In response to the public outcry demanding that the plants be moved to sparsely populated areas to ensure public safety, Minister of Economic Affairs Woody Duh (杜紫軍) on Friday last week said that the ministry is considering moving the petrochemical plants in the Renda Industrial Area to a landfill adjacent to Siaogang District, which forms a part of the 3,000 hectare South Star Plan.
The relocations could be carried out as soon as 2017, according the plan’s timetable, Duh said.
Photo: Fang Chih-hsien, Taipei Times
Fongsing Borough (鳳興) Warden Hung Fu-hsien (洪富賢) said that the proposed relocations would endanger the health and safety of more than 19,000 residents of the city’s six seaside boroughs — Fongsing, Longfong (龍鳳), Fongyuan (鳳源), Fongming (鳳鳴), Fonglin (鳳林) and Fongsen (鳳森).
He said that residents would continue to oppose the plan until a relocation proposal is provided by the ministry and called on the authorities to uphold “residential justice.”
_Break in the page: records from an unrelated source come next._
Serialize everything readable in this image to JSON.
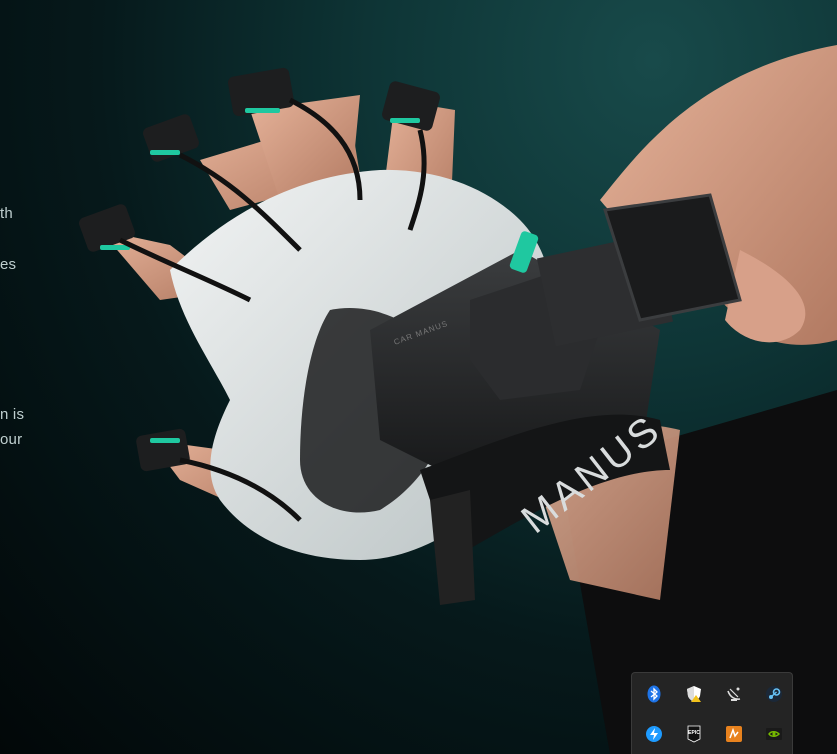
{
  "side_text": [
    "th",
    "es",
    "n is",
    "our"
  ],
  "image": {
    "brand_text": "MANUS",
    "small_print": "CAR MANUS",
    "alt": "Hand wearing a white and black motion-capture glove with a tracker module on the wrist"
  },
  "tray": {
    "icons": [
      {
        "name": "bluetooth-icon",
        "color": "#1e90ff"
      },
      {
        "name": "security-shield-icon",
        "color": "#ffffff"
      },
      {
        "name": "satellite-dish-icon",
        "color": "#cccccc"
      },
      {
        "name": "steam-icon",
        "color": "#66c0f4"
      },
      {
        "name": "lightning-app-icon",
        "color": "#1ea0ff"
      },
      {
        "name": "epic-games-icon",
        "label": "EPIC",
        "color": "#ffffff"
      },
      {
        "name": "sound-app-icon",
        "color": "#e8821e"
      },
      {
        "name": "nvidia-icon",
        "color": "#76b900"
      }
    ]
  }
}
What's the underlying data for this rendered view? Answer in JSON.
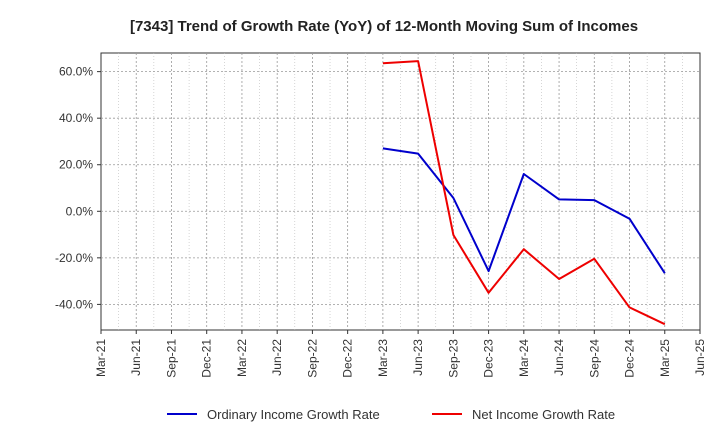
{
  "chart_data": {
    "type": "line",
    "title": "[7343]  Trend of Growth Rate (YoY) of 12-Month Moving Sum of Incomes",
    "xlabel": "",
    "ylabel": "",
    "x_ticks": [
      "Mar-21",
      "Jun-21",
      "Sep-21",
      "Dec-21",
      "Mar-22",
      "Jun-22",
      "Sep-22",
      "Dec-22",
      "Mar-23",
      "Jun-23",
      "Sep-23",
      "Dec-23",
      "Mar-24",
      "Jun-24",
      "Sep-24",
      "Dec-24",
      "Mar-25",
      "Jun-25"
    ],
    "y_ticks": [
      60,
      40,
      20,
      0,
      -20,
      -40
    ],
    "y_tick_labels": [
      "60.0%",
      "40.0%",
      "20.0%",
      "0.0%",
      "-20.0%",
      "-40.0%"
    ],
    "ylim": [
      -51,
      68
    ],
    "grid": true,
    "legend_position": "bottom",
    "series": [
      {
        "name": "Ordinary Income Growth Rate",
        "color": "#0000cc",
        "points": [
          {
            "x": "Mar-23",
            "y": 27.0
          },
          {
            "x": "Jun-23",
            "y": 24.8
          },
          {
            "x": "Sep-23",
            "y": 5.7
          },
          {
            "x": "Dec-23",
            "y": -25.7
          },
          {
            "x": "Mar-24",
            "y": 16.0
          },
          {
            "x": "Jun-24",
            "y": 5.1
          },
          {
            "x": "Sep-24",
            "y": 4.8
          },
          {
            "x": "Dec-24",
            "y": -3.2
          },
          {
            "x": "Mar-25",
            "y": -26.6
          }
        ]
      },
      {
        "name": "Net Income Growth Rate",
        "color": "#ee0000",
        "points": [
          {
            "x": "Mar-23",
            "y": 63.6
          },
          {
            "x": "Jun-23",
            "y": 64.5
          },
          {
            "x": "Sep-23",
            "y": -10.2
          },
          {
            "x": "Dec-23",
            "y": -35.0
          },
          {
            "x": "Mar-24",
            "y": -16.3
          },
          {
            "x": "Jun-24",
            "y": -29.1
          },
          {
            "x": "Sep-24",
            "y": -20.4
          },
          {
            "x": "Dec-24",
            "y": -41.3
          },
          {
            "x": "Mar-25",
            "y": -48.5
          }
        ]
      }
    ]
  }
}
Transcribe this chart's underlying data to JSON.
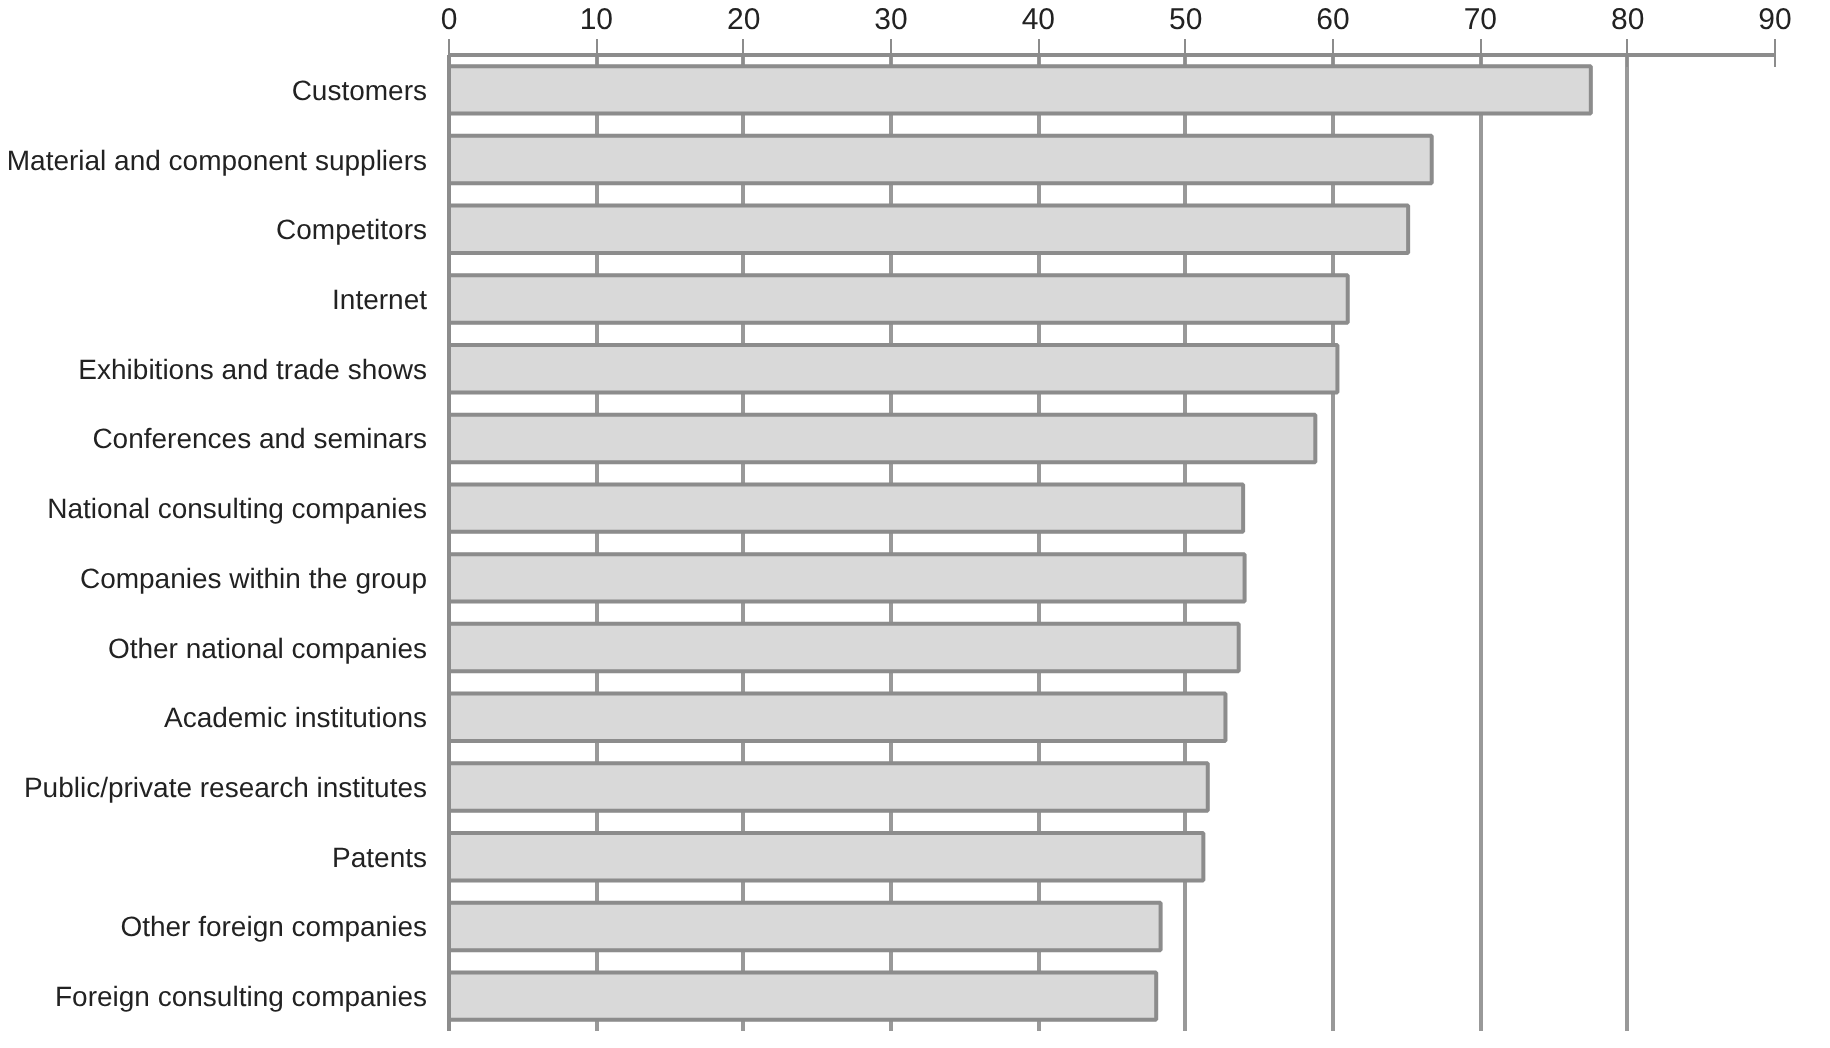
{
  "chart_data": {
    "type": "bar",
    "orientation": "horizontal",
    "categories": [
      "Customers",
      "Material and component suppliers",
      "Competitors",
      "Internet",
      "Exhibitions and trade shows",
      "Conferences and seminars",
      "National consulting companies",
      "Companies within the group",
      "Other national companies",
      "Academic institutions",
      "Public/private research institutes",
      "Patents",
      "Other foreign companies",
      "Foreign consulting companies"
    ],
    "values": [
      77.5,
      66.7,
      65.1,
      61.0,
      60.3,
      58.8,
      53.9,
      54.0,
      53.6,
      52.7,
      51.5,
      51.2,
      48.3,
      48.0
    ],
    "color": "#d9d9d9",
    "xlim": [
      0,
      90
    ],
    "xticks": [
      0,
      10,
      20,
      30,
      40,
      50,
      60,
      70,
      80,
      90
    ],
    "grid": "x"
  }
}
Taiwan Water Conservation Union deputy director-general Chiu Chun-hua (邱春華) said that even though the landfill is listed as a reserved site for a free-trade harbor, it was actually set aside for the establishment of a petrochemical zone.
The government and Taiwan International Ports Corp had planned all along to set up the zone, she said.
“Even before the gas pipeline explosions, I saw on the company’s Web site a blueprint of the South Star Plan. It showed that the entire Nangsing Road, off the No. 7 freight wharf, had been allocated as a petrochemical zone,” she said.
“We strongly oppose any development in this district before the competent authorities carry out thorough assessments of health risks and possible endemics that the pollutants and toxic substances could cause,” Chiu added.
Chiu called on Kaohsiung Mayor Chen Chu (陳菊) to deliver on her promise to Dalinpu residents to look out for their rights and best interests when she meets with Premier Jiang Yi-huah (江宜樺) on Friday.
Relocating the petrochemical plants in the city is reportedly on the agenda of that meeting.